Frost had his retainer fitted at the orthodontist today. The retainer is supposed to keep his teeth in the nice new spacious place created by the braces. It is to remain in his mouth almost all the time until his adult teeth come in.
After the fitting, Frost was given instructions on care and use of his retainer. Apparently retainers have a perilous life. Not surprisingly, since they are in the care of elementary aged children and must be removed and remembered after eating. They are at most risk out of the mouth.
According to the orthodontic nurse, Frost should always carry his retainer box (of which he was given two, one in a stylish sparkly black and one in glow-in-the-dark greenish white). He should remove the retainer and insert it in the box to eat. He should remove it to clean his teeth, clean it, and then reinsert for bed. According to a small girl in the dentist's office, he should also remove it to swim since "it could just dissolve in water." Her mother and I were skeptical of her reasoning, but apparently the orthodontist told her to take it out for swimming - perhaps because it could fall out in the water and be lost.
When a retainer is out of the mouth it should be in the box only. If not, bad and damaging things could happen. According to the dental nurse, here are the top ranked excuses for lost/damaged retainers:
"I didn't have the box so:
1) I wrapped it in a paper napkin by my plate when I was eating then my Mom threw it away!
2) I put it on the table and the dog chewed it. [Apparently dogs love the smell of retainers and routinely chew on them and "eat them up". According to the dental nurse at Dr Sata's "When I worked at an orthodontist's office there was a night guard that is like a retainer and it was jut a dog toy if you didn't them in the box. And they were expensive!
3) I put it in my pocket and then I forgot and sat on it.
4) I put it somewhere else and I can't find it."

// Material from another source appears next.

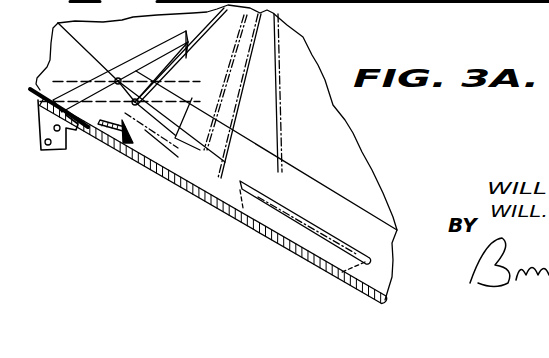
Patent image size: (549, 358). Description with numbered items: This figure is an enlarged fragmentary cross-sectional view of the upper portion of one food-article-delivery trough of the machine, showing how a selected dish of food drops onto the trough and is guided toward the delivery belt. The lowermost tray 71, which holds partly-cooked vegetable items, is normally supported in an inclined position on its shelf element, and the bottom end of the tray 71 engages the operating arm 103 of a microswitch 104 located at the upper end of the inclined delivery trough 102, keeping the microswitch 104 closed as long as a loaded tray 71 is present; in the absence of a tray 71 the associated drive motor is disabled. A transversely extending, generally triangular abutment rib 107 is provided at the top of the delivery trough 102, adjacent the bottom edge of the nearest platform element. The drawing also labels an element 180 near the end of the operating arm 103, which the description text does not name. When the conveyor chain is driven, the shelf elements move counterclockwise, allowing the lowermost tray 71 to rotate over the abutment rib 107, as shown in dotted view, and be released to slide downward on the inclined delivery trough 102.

Frost is being remarkably conscientious about it. He worries about the location of his retainer box and whether it might go right down his throat (I said "no"). He worried about wearing it at school and taking it out for lunch. He even begged to be allowed to stay home because "It will take time to get used to it!"
Was it hard on the first day?
"No, it was easy. At lunch I just popped it in the box. Oh, but the lunch lady came around and gave us lollypops so I had to take it out and put it back two times. Do you want to see how I do it?"
I declined. My only concern is the number of times he sticks his (dirty, unwashed, school-germy) fingers in his mouth to move and remove it. Does he have to carry hand sanitizer now?